One Commission member proposed an amendment to the new zoning code changes that would prevent the alteration or destruction of officially designated historic buildings on the Greater Middletown Preservation Trust Inventory of Historical and Architectural Resources. The Commission heard his proposal at the March 12 meeting.
“The Washington Street neighborhood was recognized in 1985 as a unique and historic collection of homes,” McKeon said. “In the MX zoning [resolution] passed last week, what [the Commission] voted on was protection for historical properties on the city inventory for such properties named in 2005.”
The Inventory does not protect several historic Middletown buildings, such as four lots located between Pearl and High Street, that may be torn down to make room for Centerplan’s proposed development. The development includes national retails and a drive-thru.
“Why would we propose to increase the value of a handful of MX property owners at the expense of so many others?” McKeon asked. “In fact, often limiting the use of property increases its value.”

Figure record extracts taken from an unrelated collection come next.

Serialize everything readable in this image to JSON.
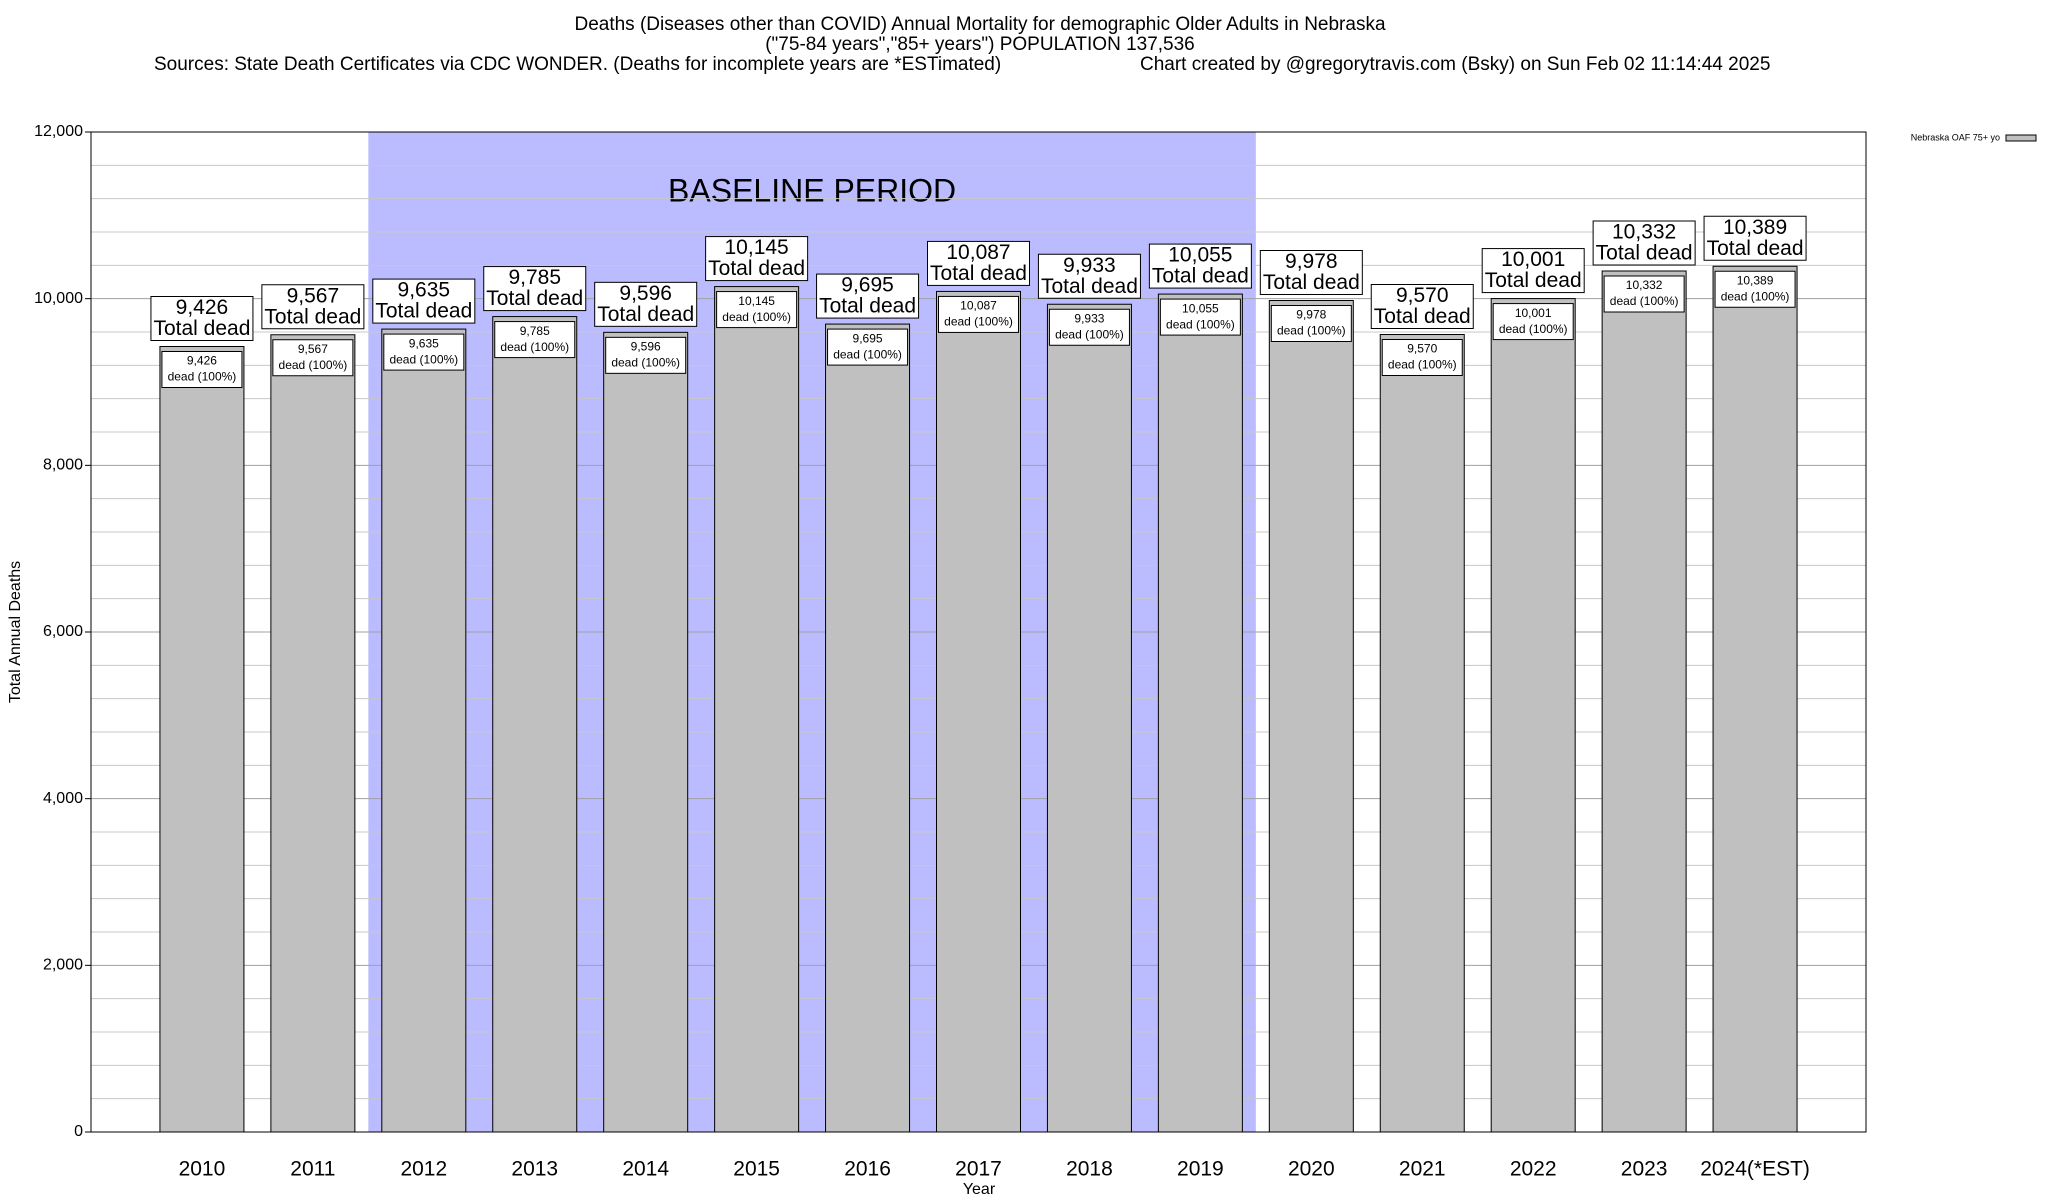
{
  "chart_data": {
    "type": "bar",
    "title": "Deaths (Diseases other than COVID) Annual Mortality for demographic Older Adults in Nebraska",
    "subtitle": "(\"75-84 years\",\"85+ years\") POPULATION 137,536",
    "sources": "Sources: State Death Certificates via CDC WONDER. (Deaths for incomplete years are *ESTimated)",
    "credit": "Chart created by @gregorytravis.com (Bsky) on Sun Feb 02 11:14:44 2025",
    "x_label": "Year",
    "y_label": "Total Annual Deaths",
    "categories": [
      "2010",
      "2011",
      "2012",
      "2013",
      "2014",
      "2015",
      "2016",
      "2017",
      "2018",
      "2019",
      "2020",
      "2021",
      "2022",
      "2023",
      "2024(*EST)"
    ],
    "series": [
      {
        "name": "Nebraska OAF 75+ yo",
        "color": "#c0c0c0",
        "values": [
          9426,
          9567,
          9635,
          9785,
          9596,
          10145,
          9695,
          10087,
          9933,
          10055,
          9978,
          9570,
          10001,
          10332,
          10389
        ],
        "value_labels": [
          "9,426",
          "9,567",
          "9,635",
          "9,785",
          "9,596",
          "10,145",
          "9,695",
          "10,087",
          "9,933",
          "10,055",
          "9,978",
          "9,570",
          "10,001",
          "10,332",
          "10,389"
        ]
      }
    ],
    "outer_label_caption": "Total dead",
    "inner_label_caption": "dead (100%)",
    "ylim": [
      0,
      12000
    ],
    "yticks": [
      0,
      {
        "value": 2000,
        "label": "2,000"
      },
      {
        "value": 4000,
        "label": "4,000"
      },
      {
        "value": 6000,
        "label": "6,000"
      },
      {
        "value": 8000,
        "label": "8,000"
      },
      {
        "value": 10000,
        "label": "10,000"
      },
      {
        "value": 12000,
        "label": "12,000"
      }
    ],
    "y_minor_ticks": [
      400,
      800,
      1200,
      1600,
      2400,
      2800,
      3200,
      3600,
      4400,
      4800,
      5200,
      5600,
      6400,
      6800,
      7200,
      7600,
      8400,
      8800,
      9200,
      9600,
      10400,
      10800,
      11200,
      11600
    ],
    "grid": true,
    "legend_position": "top-right",
    "shaded_span": {
      "label": "BASELINE PERIOD",
      "from": "2012",
      "to": "2019",
      "color": "#bbbbff"
    }
  }
}
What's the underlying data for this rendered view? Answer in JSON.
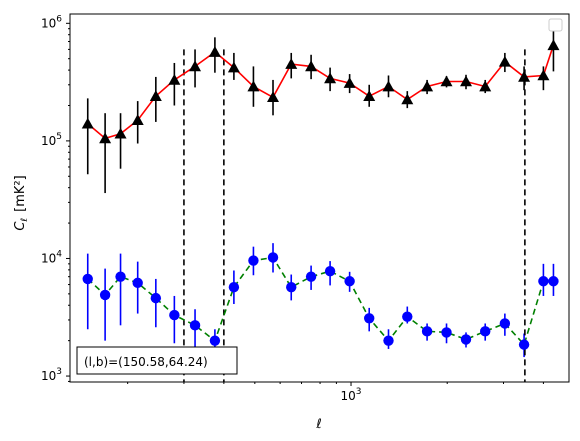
{
  "chart_data": {
    "type": "line",
    "x_scale": "log",
    "y_scale": "log",
    "xlabel": "ℓ",
    "ylabel_main": "C",
    "ylabel_sub": "ℓ",
    "ylabel_unit": "[mK²]",
    "xlim": [
      132,
      4810
    ],
    "ylim": [
      890,
      1200000
    ],
    "x_tick_labels": [
      {
        "value": 1000,
        "base": "10",
        "exp": "3"
      }
    ],
    "y_tick_labels": [
      {
        "value": 1000,
        "base": "10",
        "exp": "3"
      },
      {
        "value": 10000,
        "base": "10",
        "exp": "4"
      },
      {
        "value": 100000,
        "base": "10",
        "exp": "5"
      },
      {
        "value": 1000000,
        "base": "10",
        "exp": "6"
      }
    ],
    "x_minor_ticks": [
      200,
      300,
      400,
      500,
      600,
      700,
      800,
      900,
      2000,
      3000,
      4000
    ],
    "vlines": [
      300,
      400,
      3500
    ],
    "legend": {
      "placement": "upper right",
      "entries": []
    },
    "annotation": {
      "text": "(l,b)=(150.58,64.24)",
      "placement": "lower left"
    },
    "series": [
      {
        "line_color": "#ff0000",
        "line_style": "solid",
        "marker": "triangle",
        "marker_color": "#000000",
        "x": [
          150,
          170,
          190,
          215,
          245,
          280,
          325,
          375,
          430,
          495,
          570,
          650,
          750,
          860,
          990,
          1140,
          1310,
          1500,
          1730,
          1990,
          2290,
          2630,
          3030,
          3480,
          4000,
          4300
        ],
        "y": [
          140000,
          105000,
          115000,
          150000,
          240000,
          330000,
          430000,
          570000,
          420000,
          290000,
          235000,
          450000,
          430000,
          340000,
          310000,
          240000,
          290000,
          225000,
          290000,
          320000,
          320000,
          290000,
          470000,
          350000,
          360000,
          650000
        ],
        "err_low": [
          52000,
          36000,
          58000,
          95000,
          145000,
          200000,
          285000,
          380000,
          330000,
          195000,
          165000,
          340000,
          335000,
          265000,
          255000,
          195000,
          235000,
          190000,
          250000,
          285000,
          275000,
          255000,
          385000,
          270000,
          270000,
          390000
        ],
        "err_high": [
          230000,
          172000,
          172000,
          218000,
          350000,
          460000,
          600000,
          760000,
          560000,
          430000,
          330000,
          560000,
          540000,
          420000,
          370000,
          300000,
          360000,
          265000,
          330000,
          355000,
          365000,
          330000,
          560000,
          430000,
          430000,
          1000000
        ]
      },
      {
        "line_color": "#008000",
        "line_style": "dashed",
        "marker": "circle",
        "marker_color": "#0000ff",
        "x": [
          150,
          170,
          190,
          215,
          245,
          280,
          325,
          375,
          430,
          495,
          570,
          650,
          750,
          860,
          990,
          1140,
          1310,
          1500,
          1730,
          1990,
          2290,
          2630,
          3030,
          3480,
          4000,
          4300
        ],
        "y": [
          6700,
          4900,
          7000,
          6200,
          4600,
          3300,
          2700,
          2000,
          5700,
          9600,
          10200,
          5700,
          7000,
          7800,
          6400,
          3100,
          2000,
          3200,
          2400,
          2350,
          2050,
          2400,
          2800,
          1850,
          6400,
          6400
        ],
        "err_low": [
          2500,
          2000,
          2700,
          3400,
          2600,
          1900,
          1700,
          1400,
          4100,
          7200,
          7600,
          4400,
          5400,
          5900,
          5200,
          2400,
          1700,
          2800,
          2000,
          1900,
          1750,
          2000,
          2200,
          1450,
          4800,
          4800
        ],
        "err_high": [
          11000,
          8200,
          11000,
          9400,
          6700,
          4800,
          3700,
          2500,
          7900,
          12600,
          13500,
          7300,
          8700,
          9500,
          7700,
          3800,
          2500,
          3900,
          2800,
          2800,
          2350,
          2800,
          3400,
          2300,
          9000,
          9000
        ]
      }
    ]
  }
}
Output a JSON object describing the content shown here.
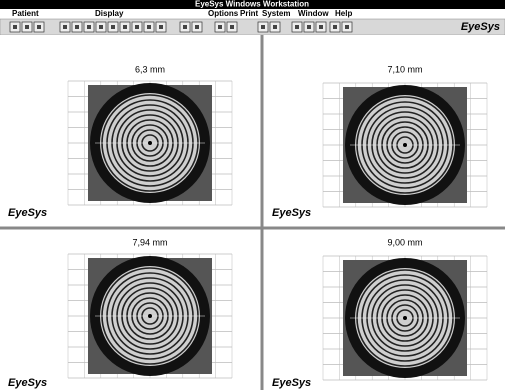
{
  "window": {
    "title": "EyeSys Windows Workstation",
    "menu": [
      "Patient",
      "Display",
      "Options",
      "Print",
      "System",
      "Window",
      "Help"
    ],
    "brand": "EyeSys"
  },
  "panels": [
    {
      "label": "6,3 mm",
      "logo": "EyeSys"
    },
    {
      "label": "7,10 mm",
      "logo": "EyeSys"
    },
    {
      "label": "7,94 mm",
      "logo": "EyeSys"
    },
    {
      "label": "9,00 mm",
      "logo": "EyeSys"
    }
  ]
}
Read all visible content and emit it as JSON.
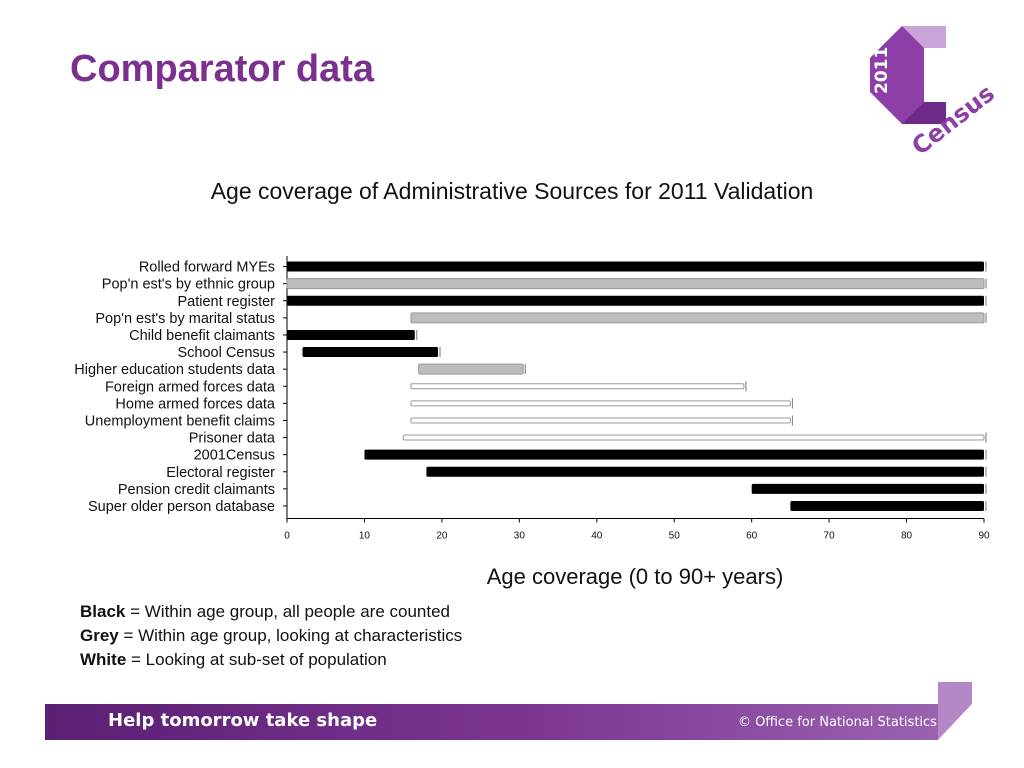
{
  "slide": {
    "title": "Comparator data"
  },
  "logo": {
    "year_text": "2011",
    "word_text": "Census",
    "color_primary": "#8e3fa7",
    "color_light": "#c9a4d8"
  },
  "chart_data": {
    "type": "bar",
    "title": "Age coverage of Administrative Sources for 2011 Validation",
    "xlabel": "Age coverage (0 to 90+ years)",
    "xlim": [
      0,
      90
    ],
    "xticks": [
      "0",
      "10",
      "20",
      "30",
      "40",
      "50",
      "60",
      "70",
      "80",
      "90"
    ],
    "colors": {
      "black": "#000000",
      "grey": "#bdbdbd",
      "white": "#ffffff"
    },
    "bars": [
      {
        "category": "Rolled forward MYEs",
        "start": 0,
        "end": 90,
        "style": "black"
      },
      {
        "category": "Pop'n est's by ethnic group",
        "start": 0,
        "end": 90,
        "style": "grey"
      },
      {
        "category": "Patient register",
        "start": 0,
        "end": 90,
        "style": "black"
      },
      {
        "category": "Pop'n est's by marital status",
        "start": 16,
        "end": 90,
        "style": "grey"
      },
      {
        "category": "Child benefit claimants",
        "start": 0,
        "end": 16.5,
        "style": "black"
      },
      {
        "category": "School Census",
        "start": 2,
        "end": 19.5,
        "style": "black"
      },
      {
        "category": "Higher education students data",
        "start": 17,
        "end": 30.5,
        "style": "grey"
      },
      {
        "category": "Foreign armed forces data",
        "start": 16,
        "end": 59,
        "style": "white"
      },
      {
        "category": "Home armed forces data",
        "start": 16,
        "end": 65,
        "style": "white"
      },
      {
        "category": "Unemployment benefit claims",
        "start": 16,
        "end": 65,
        "style": "white"
      },
      {
        "category": "Prisoner data",
        "start": 15,
        "end": 90,
        "style": "white"
      },
      {
        "category": "2001Census",
        "start": 10,
        "end": 90,
        "style": "black"
      },
      {
        "category": "Electoral register",
        "start": 18,
        "end": 90,
        "style": "black"
      },
      {
        "category": "Pension credit claimants",
        "start": 60,
        "end": 90,
        "style": "black"
      },
      {
        "category": "Super older person database",
        "start": 65,
        "end": 90,
        "style": "black"
      }
    ]
  },
  "legend": [
    {
      "term": "Black",
      "text": " = Within age group, all people are counted"
    },
    {
      "term": "Grey",
      "text": " = Within age group, looking at characteristics"
    },
    {
      "term": "White",
      "text": " = Looking at sub-set of population"
    }
  ],
  "footer": {
    "slogan": "Help tomorrow take shape",
    "organisation": "© Office for National Statistics"
  }
}
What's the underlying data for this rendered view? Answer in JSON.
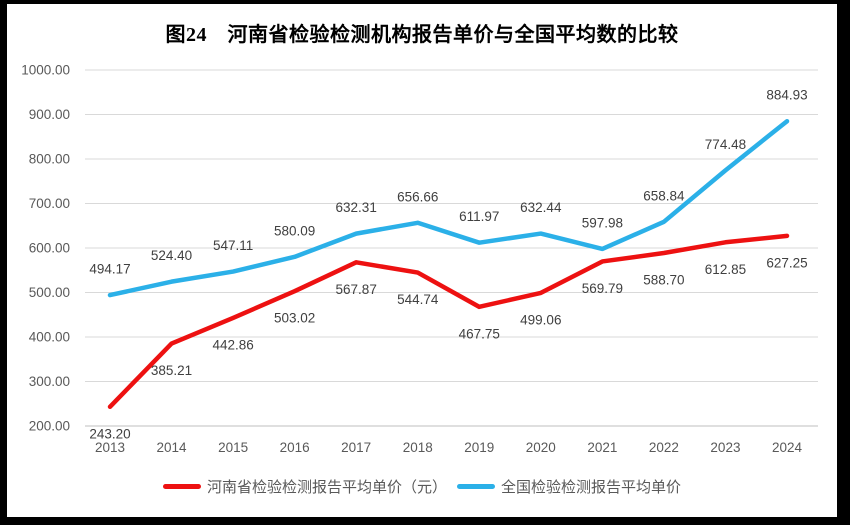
{
  "title": "图24　河南省检验检测机构报告单价与全国平均数的比较",
  "chart_data": {
    "type": "line",
    "title": "图24　河南省检验检测机构报告单价与全国平均数的比较",
    "categories": [
      "2013",
      "2014",
      "2015",
      "2016",
      "2017",
      "2018",
      "2019",
      "2020",
      "2021",
      "2022",
      "2023",
      "2024"
    ],
    "series": [
      {
        "name": "河南省检验检测报告平均单价（元）",
        "color": "#ED1111",
        "label_position": "below",
        "values": [
          243.2,
          385.21,
          442.86,
          503.02,
          567.87,
          544.74,
          467.75,
          499.06,
          569.79,
          588.7,
          612.85,
          627.25
        ]
      },
      {
        "name": "全国检验检测报告平均单价",
        "color": "#2BB0E8",
        "label_position": "above",
        "values": [
          494.17,
          524.4,
          547.11,
          580.09,
          632.31,
          656.66,
          611.97,
          632.44,
          597.98,
          658.84,
          774.48,
          884.93
        ]
      }
    ],
    "xlabel": "",
    "ylabel": "",
    "ylim": [
      200,
      1000
    ],
    "ytick_step": 100,
    "ytick_labels": [
      "200.00",
      "300.00",
      "400.00",
      "500.00",
      "600.00",
      "700.00",
      "800.00",
      "900.00",
      "1000.00"
    ],
    "data_label_decimals": 2,
    "grid": true,
    "legend_position": "bottom"
  },
  "style": {
    "gridline_color": "#D9D9D9",
    "axis_line_color": "#BFBFBF",
    "tick_label_color": "#595959",
    "data_label_color": "#404040",
    "background_color": "#FFFFFF",
    "frame_color": "#000000"
  }
}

By allowing the possibility of changing the Washington Street Historic District from an ID zone to an MX zone, many homes in that area could lose value, residents argue.
“The value of a quiet suburban neighborhood is its quiet suburban character,” McKeon said. “Would we make the property more valuable by allowing suburban homeowners to sell property to open a drive-thru bank? Of course not.”
At the March 27 meeting, the Commission voted unanimously in opposition to McKeon’s amendment. McKeon maintains that the impending developments will adversely affect Middletown.
“It’s not all about historic buildings,” McKeon said. “It’s about people, and it’s about neighborhoods, and it’s about our town.”